On the other hand, I get a kick out of living a different life because it’s fun to watch people’s jaws hit the floor when you tell them how you live.
It’s a constant push and pull.
In the society we live in, there is no middle ground. Either you go along with everyone else, or you step out of line and learn how to deal with the questioning looks, the dismissive attitudes, and the well you’re very brave comments (urgh). Confines are cozy and pushing the boundaries, even just a little bit, is chilly.
If you let me indulge this cheesy analogy a little further, yes living within normal confines is comfy. But the coziness you leave behind when you choose to live differently is replaced by something more internally warming. Like swapping out piles of blankets that are only warm when you’re actually under them, for hot soup that gives you a nice glow from the inside.
Man, I love a metaphor.
The point is, as you start to embrace living in a way that may be different from the rest of ‘normal’ society, those looks bother you less, those comments roll off your back more.
Once you find meaning that stems from your own internal compass rather than looking for it in society-approved ways but ultimately vapid ways, everything starts to feel rather lovely indeed.
It might feel like it, but you’re not the only weirdo
Back in 2010, I started my first business venture. For the first six months, I didn’t tell a living soul, other than my husband.
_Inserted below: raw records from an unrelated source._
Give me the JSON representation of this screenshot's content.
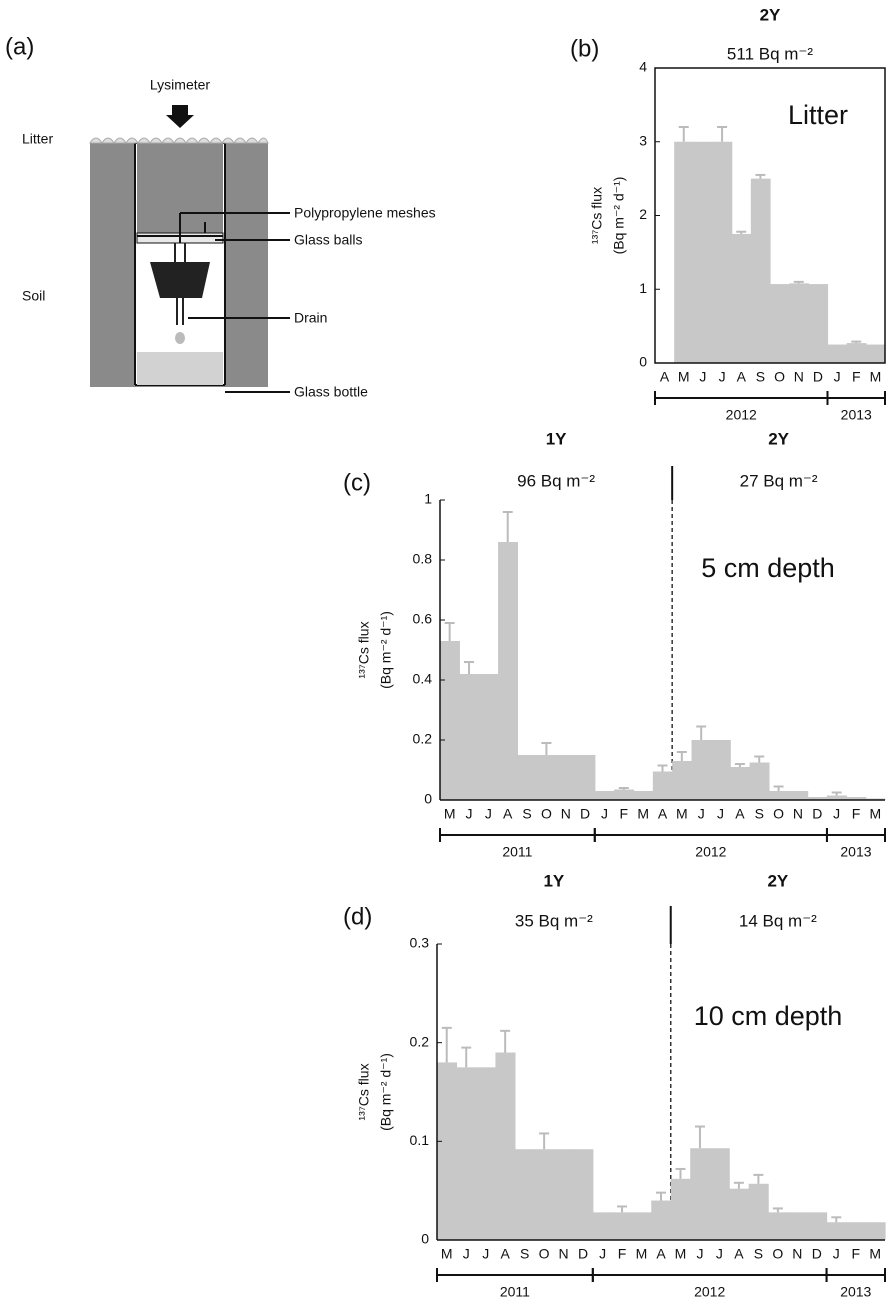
{
  "diagram": {
    "panel_label": "(a)",
    "labels": {
      "lysimeter": "Lysimeter",
      "litter": "Litter",
      "meshes": "Polypropylene meshes",
      "balls": "Glass balls",
      "soil": "Soil",
      "drain": "Drain",
      "bottle": "Glass bottle"
    }
  },
  "chart_data": [
    {
      "type": "bar",
      "panel_label": "(b)",
      "title": "2Y",
      "subtitle": "511 Bq m⁻²",
      "annotation": "Litter",
      "ylabel": [
        "¹³⁷Cs flux",
        "(Bq m⁻² d⁻¹)"
      ],
      "categories": [
        "A",
        "M",
        "J",
        "J",
        "A",
        "S",
        "O",
        "N",
        "D",
        "J",
        "F",
        "M"
      ],
      "values": [
        null,
        3.0,
        3.0,
        3.0,
        1.75,
        2.5,
        1.07,
        1.08,
        1.07,
        0.25,
        0.27,
        0.25
      ],
      "errors": [
        null,
        0.2,
        null,
        0.2,
        0.03,
        0.05,
        null,
        0.02,
        null,
        null,
        0.02,
        null
      ],
      "color": "#c8c8c8",
      "frame": true,
      "ylim": [
        0,
        4
      ],
      "yticks": [
        0,
        1,
        2,
        3,
        4
      ],
      "years": [
        {
          "label": "2012",
          "start": 0,
          "end": 8
        },
        {
          "label": "2013",
          "start": 9,
          "end": 11
        }
      ]
    },
    {
      "type": "bar",
      "panel_label": "(c)",
      "annotation": "5 cm depth",
      "ylabel": [
        "¹³⁷Cs flux",
        "(Bq m⁻² d⁻¹)"
      ],
      "categories": [
        "M",
        "J",
        "J",
        "A",
        "S",
        "O",
        "N",
        "D",
        "J",
        "F",
        "M",
        "A",
        "M",
        "J",
        "J",
        "A",
        "S",
        "O",
        "N",
        "D",
        "J",
        "F",
        "M"
      ],
      "values": [
        0.53,
        0.42,
        0.42,
        0.86,
        0.15,
        0.15,
        0.15,
        0.15,
        0.03,
        0.035,
        0.03,
        0.095,
        0.13,
        0.2,
        0.2,
        0.11,
        0.125,
        0.03,
        0.03,
        0.01,
        0.015,
        0.01,
        0.005
      ],
      "errors": [
        0.06,
        0.04,
        null,
        0.1,
        null,
        0.04,
        null,
        null,
        null,
        0.005,
        null,
        0.02,
        0.03,
        0.045,
        null,
        0.01,
        0.02,
        0.015,
        null,
        null,
        0.01,
        null,
        null
      ],
      "color": "#c8c8c8",
      "frame": false,
      "ylim": [
        0,
        1
      ],
      "yticks": [
        0,
        0.2,
        0.4,
        0.6,
        0.8,
        1
      ],
      "periods": [
        {
          "title": "1Y",
          "subtitle": "96 Bq m⁻²",
          "start": 0,
          "end": 11
        },
        {
          "title": "2Y",
          "subtitle": "27 Bq m⁻²",
          "start": 12,
          "end": 22
        }
      ],
      "years": [
        {
          "label": "2011",
          "start": 0,
          "end": 7
        },
        {
          "label": "2012",
          "start": 8,
          "end": 19
        },
        {
          "label": "2013",
          "start": 20,
          "end": 22
        }
      ]
    },
    {
      "type": "bar",
      "panel_label": "(d)",
      "annotation": "10 cm depth",
      "ylabel": [
        "¹³⁷Cs flux",
        "(Bq m⁻² d⁻¹)"
      ],
      "categories": [
        "M",
        "J",
        "J",
        "A",
        "S",
        "O",
        "N",
        "D",
        "J",
        "F",
        "M",
        "A",
        "M",
        "J",
        "J",
        "A",
        "S",
        "O",
        "N",
        "D",
        "J",
        "F",
        "M"
      ],
      "values": [
        0.18,
        0.175,
        0.175,
        0.19,
        0.092,
        0.092,
        0.092,
        0.092,
        0.028,
        0.028,
        0.028,
        0.04,
        0.062,
        0.093,
        0.093,
        0.052,
        0.057,
        0.028,
        0.028,
        0.028,
        0.018,
        0.018,
        0.018
      ],
      "errors": [
        0.035,
        0.02,
        null,
        0.022,
        null,
        0.016,
        null,
        null,
        null,
        0.006,
        null,
        0.008,
        0.01,
        0.022,
        null,
        0.006,
        0.009,
        0.004,
        null,
        null,
        0.005,
        null,
        null
      ],
      "color": "#c8c8c8",
      "frame": false,
      "ylim": [
        0,
        0.3
      ],
      "yticks": [
        0,
        0.1,
        0.2,
        0.3
      ],
      "periods": [
        {
          "title": "1Y",
          "subtitle": "35 Bq m⁻²",
          "start": 0,
          "end": 11
        },
        {
          "title": "2Y",
          "subtitle": "14 Bq m⁻²",
          "start": 12,
          "end": 22
        }
      ],
      "years": [
        {
          "label": "2011",
          "start": 0,
          "end": 7
        },
        {
          "label": "2012",
          "start": 8,
          "end": 19
        },
        {
          "label": "2013",
          "start": 20,
          "end": 22
        }
      ]
    }
  ]
}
I was nervous to tell people, thinking they’d either dismiss it or tell me to stop filling my head with nonsense and get back to the real world.
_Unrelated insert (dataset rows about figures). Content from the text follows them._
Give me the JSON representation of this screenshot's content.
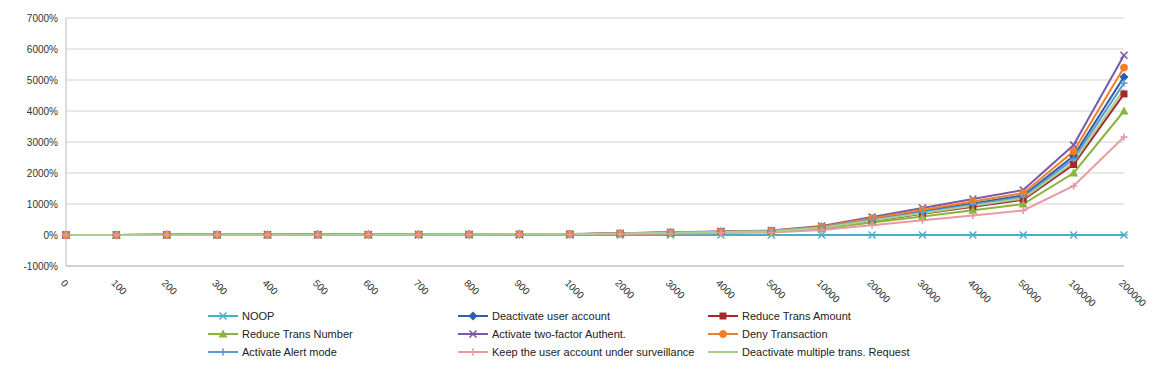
{
  "chart_data": {
    "type": "line",
    "categories": [
      "0",
      "100",
      "200",
      "300",
      "400",
      "500",
      "600",
      "700",
      "800",
      "900",
      "1000",
      "2000",
      "3000",
      "4000",
      "5000",
      "10000",
      "20000",
      "30000",
      "40000",
      "50000",
      "100000",
      "200000"
    ],
    "ylim": [
      -1000,
      7000
    ],
    "yticks": [
      {
        "value": -1000,
        "label": "-1000%"
      },
      {
        "value": 0,
        "label": "0%"
      },
      {
        "value": 1000,
        "label": "1000%"
      },
      {
        "value": 2000,
        "label": "2000%"
      },
      {
        "value": 3000,
        "label": "3000%"
      },
      {
        "value": 4000,
        "label": "4000%"
      },
      {
        "value": 5000,
        "label": "5000%"
      },
      {
        "value": 6000,
        "label": "6000%"
      },
      {
        "value": 7000,
        "label": "7000%"
      }
    ],
    "grid": true,
    "legend": "bottom",
    "series": [
      {
        "name": "NOOP",
        "color": "#4bacc6",
        "marker": "star",
        "values": [
          0,
          0,
          0,
          0,
          0,
          0,
          0,
          0,
          0,
          0,
          0,
          0,
          0,
          0,
          0,
          0,
          0,
          0,
          0,
          0,
          0,
          0
        ]
      },
      {
        "name": "Deactivate user account",
        "color": "#2f5ea8",
        "marker": "diamond",
        "values": [
          0,
          3,
          5,
          8,
          10,
          13,
          15,
          18,
          20,
          23,
          26,
          51,
          77,
          102,
          128,
          255,
          510,
          765,
          1020,
          1275,
          2550,
          5100
        ]
      },
      {
        "name": "Reduce Trans Amount",
        "color": "#a5282a",
        "marker": "square",
        "values": [
          0,
          2,
          5,
          7,
          9,
          11,
          14,
          16,
          18,
          20,
          23,
          46,
          68,
          91,
          114,
          228,
          455,
          683,
          910,
          1138,
          2275,
          4550
        ]
      },
      {
        "name": "Reduce Trans Number",
        "color": "#8cb43c",
        "marker": "triangle",
        "values": [
          0,
          2,
          4,
          6,
          8,
          10,
          12,
          14,
          16,
          18,
          20,
          40,
          60,
          80,
          100,
          200,
          400,
          600,
          800,
          1000,
          2000,
          4000
        ]
      },
      {
        "name": "Activate two-factor Authent.",
        "color": "#7c5ba6",
        "marker": "x",
        "values": [
          0,
          3,
          6,
          9,
          12,
          15,
          17,
          20,
          23,
          26,
          29,
          58,
          87,
          116,
          145,
          290,
          580,
          870,
          1160,
          1450,
          2900,
          5800
        ]
      },
      {
        "name": "Deny Transaction",
        "color": "#f07f28",
        "marker": "circle",
        "values": [
          0,
          3,
          5,
          8,
          11,
          14,
          16,
          19,
          22,
          24,
          27,
          54,
          81,
          108,
          135,
          270,
          540,
          810,
          1080,
          1350,
          2700,
          5400
        ]
      },
      {
        "name": "Activate Alert mode",
        "color": "#5b9bd5",
        "marker": "plus",
        "values": [
          0,
          2,
          5,
          7,
          10,
          12,
          15,
          17,
          20,
          22,
          25,
          49,
          74,
          98,
          123,
          245,
          490,
          735,
          980,
          1225,
          2450,
          4900
        ]
      },
      {
        "name": "Keep the user account under surveillance",
        "color": "#e89aa2",
        "marker": "plus",
        "values": [
          0,
          2,
          3,
          5,
          6,
          8,
          9,
          11,
          13,
          14,
          16,
          32,
          47,
          63,
          79,
          158,
          316,
          474,
          632,
          790,
          1580,
          3160
        ]
      },
      {
        "name": "Deactivate multiple trans. Request",
        "color": "#a8d08d",
        "marker": "none",
        "values": [
          0,
          2,
          5,
          7,
          9,
          12,
          14,
          16,
          19,
          21,
          24,
          47,
          71,
          94,
          118,
          235,
          470,
          705,
          940,
          1175,
          2350,
          4700
        ]
      }
    ]
  }
}
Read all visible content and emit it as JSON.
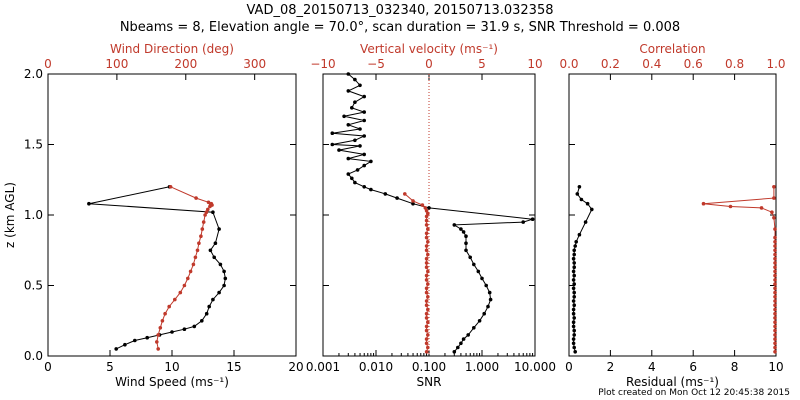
{
  "title": "VAD_08_20150713_032340, 20150713.032358",
  "subtitle": "Nbeams = 8, Elevation angle = 70.0°, scan duration = 31.9 s, SNR Threshold = 0.008",
  "footer": "Plot created on Mon Oct 12 20:45:38 2015",
  "colors": {
    "primary": "#000000",
    "secondary": "#c0392b"
  },
  "chart_data": [
    {
      "type": "line",
      "ylabel": "z (km AGL)",
      "ylim": [
        0,
        2
      ],
      "yticks": [
        "0.0",
        "0.5",
        "1.0",
        "1.5",
        "2.0"
      ],
      "bottom_axis": {
        "label": "Wind Speed (ms⁻¹)",
        "xlim": [
          0,
          20
        ],
        "ticks": [
          "0",
          "5",
          "10",
          "15",
          "20"
        ]
      },
      "top_axis": {
        "label": "Wind Direction (deg)",
        "xlim": [
          0,
          360
        ],
        "ticks": [
          "0",
          "100",
          "200",
          "300"
        ]
      },
      "series": [
        {
          "axis": "bottom",
          "color": "#000000",
          "x": [
            5.5,
            6.2,
            7.0,
            8.0,
            9.0,
            10.0,
            11.0,
            11.8,
            12.4,
            12.8,
            13.0,
            13.3,
            13.8,
            14.2,
            14.3,
            14.2,
            13.9,
            13.4,
            13.1,
            13.5,
            13.8,
            13.3,
            3.3,
            9.8
          ],
          "y": [
            0.05,
            0.08,
            0.11,
            0.13,
            0.15,
            0.17,
            0.19,
            0.21,
            0.25,
            0.3,
            0.35,
            0.4,
            0.45,
            0.5,
            0.55,
            0.6,
            0.65,
            0.7,
            0.75,
            0.8,
            0.9,
            1.02,
            1.08,
            1.2
          ]
        },
        {
          "axis": "top",
          "color": "#c0392b",
          "x": [
            160,
            158,
            160,
            163,
            166,
            170,
            176,
            184,
            192,
            198,
            203,
            207,
            211,
            214,
            217,
            219,
            222,
            224,
            226,
            228,
            230,
            232,
            235,
            236,
            237,
            238,
            233,
            215,
            178
          ],
          "y": [
            0.05,
            0.1,
            0.15,
            0.2,
            0.25,
            0.3,
            0.35,
            0.4,
            0.45,
            0.5,
            0.55,
            0.6,
            0.65,
            0.7,
            0.75,
            0.8,
            0.85,
            0.9,
            0.95,
            1.0,
            1.02,
            1.04,
            1.06,
            1.07,
            1.08,
            1.07,
            1.09,
            1.12,
            1.2
          ]
        }
      ]
    },
    {
      "type": "line",
      "bottom_axis": {
        "label": "SNR",
        "scale": "log",
        "xlim": [
          0.001,
          10
        ],
        "ticks": [
          "0.001",
          "0.010",
          "0.100",
          "1.000",
          "10.000"
        ]
      },
      "top_axis": {
        "label": "Vertical velocity (ms⁻¹)",
        "xlim": [
          -10,
          10
        ],
        "ticks": [
          "−10",
          "−5",
          "0",
          "5",
          "10"
        ]
      },
      "zero_line": true,
      "series": [
        {
          "axis": "bottom",
          "color": "#000000",
          "x": [
            0.3,
            0.35,
            0.4,
            0.45,
            0.55,
            0.7,
            0.9,
            1.1,
            1.3,
            1.45,
            1.4,
            1.2,
            1.0,
            0.85,
            0.7,
            0.6,
            0.5,
            0.5,
            0.5,
            0.45,
            0.4,
            0.3,
            6.0,
            9.0,
            0.1,
            0.05,
            0.025,
            0.015,
            0.008,
            0.006,
            0.004,
            0.0035,
            0.003,
            0.0045,
            0.006,
            0.008,
            0.003,
            0.006,
            0.002,
            0.005,
            0.0015,
            0.004,
            0.006,
            0.0015,
            0.005,
            0.003,
            0.006,
            0.0025,
            0.006,
            0.0035,
            0.004,
            0.006,
            0.003,
            0.005,
            0.004,
            0.003
          ],
          "y": [
            0.03,
            0.06,
            0.09,
            0.12,
            0.15,
            0.2,
            0.25,
            0.3,
            0.35,
            0.4,
            0.45,
            0.5,
            0.55,
            0.6,
            0.65,
            0.7,
            0.75,
            0.8,
            0.85,
            0.88,
            0.9,
            0.93,
            0.95,
            0.97,
            1.05,
            1.08,
            1.12,
            1.15,
            1.18,
            1.2,
            1.23,
            1.26,
            1.29,
            1.32,
            1.35,
            1.38,
            1.4,
            1.43,
            1.46,
            1.49,
            1.5,
            1.53,
            1.56,
            1.58,
            1.61,
            1.64,
            1.67,
            1.7,
            1.73,
            1.76,
            1.8,
            1.84,
            1.88,
            1.92,
            1.96,
            2.0
          ]
        },
        {
          "axis": "bottom",
          "color": "#c0392b",
          "x": [
            0.09,
            0.095,
            0.09,
            0.09,
            0.095,
            0.09,
            0.09,
            0.095,
            0.09,
            0.09,
            0.095,
            0.09,
            0.09,
            0.095,
            0.09,
            0.09,
            0.095,
            0.09,
            0.09,
            0.095,
            0.09,
            0.09,
            0.09,
            0.095,
            0.09,
            0.09,
            0.095,
            0.09,
            0.09,
            0.095,
            0.09,
            0.09,
            0.09,
            0.095,
            0.09,
            0.085,
            0.075,
            0.05,
            0.035
          ],
          "y": [
            0.03,
            0.06,
            0.09,
            0.12,
            0.15,
            0.18,
            0.21,
            0.24,
            0.27,
            0.3,
            0.33,
            0.36,
            0.39,
            0.42,
            0.45,
            0.48,
            0.51,
            0.54,
            0.57,
            0.6,
            0.63,
            0.66,
            0.69,
            0.72,
            0.75,
            0.78,
            0.81,
            0.84,
            0.87,
            0.9,
            0.93,
            0.96,
            0.99,
            1.01,
            1.03,
            1.05,
            1.07,
            1.1,
            1.15
          ]
        }
      ]
    },
    {
      "type": "line",
      "bottom_axis": {
        "label": "Residual (ms⁻¹)",
        "xlim": [
          0,
          10
        ],
        "ticks": [
          "0",
          "2",
          "4",
          "6",
          "8",
          "10"
        ]
      },
      "top_axis": {
        "label": "Correlation",
        "xlim": [
          0,
          1
        ],
        "ticks": [
          "0.0",
          "0.2",
          "0.4",
          "0.6",
          "0.8",
          "1.0"
        ]
      },
      "series": [
        {
          "axis": "bottom",
          "color": "#000000",
          "x": [
            0.3,
            0.25,
            0.22,
            0.22,
            0.25,
            0.25,
            0.22,
            0.22,
            0.25,
            0.22,
            0.22,
            0.25,
            0.22,
            0.25,
            0.25,
            0.22,
            0.25,
            0.22,
            0.25,
            0.22,
            0.25,
            0.25,
            0.22,
            0.25,
            0.25,
            0.3,
            0.35,
            0.5,
            0.8,
            1.1,
            0.9,
            0.6,
            0.4,
            0.5
          ],
          "y": [
            0.03,
            0.06,
            0.09,
            0.12,
            0.15,
            0.18,
            0.21,
            0.24,
            0.27,
            0.3,
            0.33,
            0.36,
            0.39,
            0.42,
            0.45,
            0.48,
            0.51,
            0.54,
            0.57,
            0.6,
            0.63,
            0.66,
            0.69,
            0.72,
            0.75,
            0.78,
            0.81,
            0.86,
            0.95,
            1.04,
            1.08,
            1.11,
            1.15,
            1.2
          ]
        },
        {
          "axis": "top",
          "color": "#c0392b",
          "x": [
            0.995,
            0.995,
            0.995,
            0.995,
            0.995,
            0.995,
            0.995,
            0.995,
            0.995,
            0.995,
            0.995,
            0.995,
            0.995,
            0.995,
            0.995,
            0.995,
            0.995,
            0.995,
            0.995,
            0.995,
            0.995,
            0.995,
            0.995,
            0.995,
            0.995,
            0.995,
            0.995,
            0.995,
            0.995,
            0.99,
            0.98,
            0.93,
            0.78,
            0.65,
            0.99,
            0.99
          ],
          "y": [
            0.03,
            0.06,
            0.09,
            0.12,
            0.15,
            0.18,
            0.21,
            0.24,
            0.27,
            0.3,
            0.33,
            0.36,
            0.39,
            0.42,
            0.45,
            0.48,
            0.51,
            0.54,
            0.57,
            0.6,
            0.63,
            0.66,
            0.69,
            0.72,
            0.75,
            0.78,
            0.81,
            0.84,
            0.9,
            0.98,
            1.02,
            1.05,
            1.06,
            1.08,
            1.12,
            1.2
          ]
        }
      ]
    }
  ]
}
Eventually, I announced what I was doing on Facebook. Within a couple of days, word had spread around the office and two separate colleagues told me that they were doing something very similar, but were too nervous to tell people too. Three of us had been working away trying to burst out of our confines, with no idea that two other people - people we interacted with every single day - were trying to do the same.
Take comfort that you’re probably not the only weirdo in the room.
If your childhood was anything like mine, you were told there was only one successful way to live and it included all the expensive trimmings.
It’s simply not true.
Learning to live differently and a bit like a weirdo can be uncomfortable and, well, weird, at first. But like everything, it gets easier with practice and time. Eventually, it becomes the new normal.
In the words of the great Ayodeji Awosika:
Next thing you know, you look up and what’s now normal to you would blow the mind of former you.
It’s all about putting one foot in front of the other and becoming the weirdo you always wanted to be.
Portugal is my home for the next 4 weeks so this week it’s obrigada for reading! There are no calls to action this week, just a simple statement:
I love you guys. Thanks so much for supporting me with your eyeballs.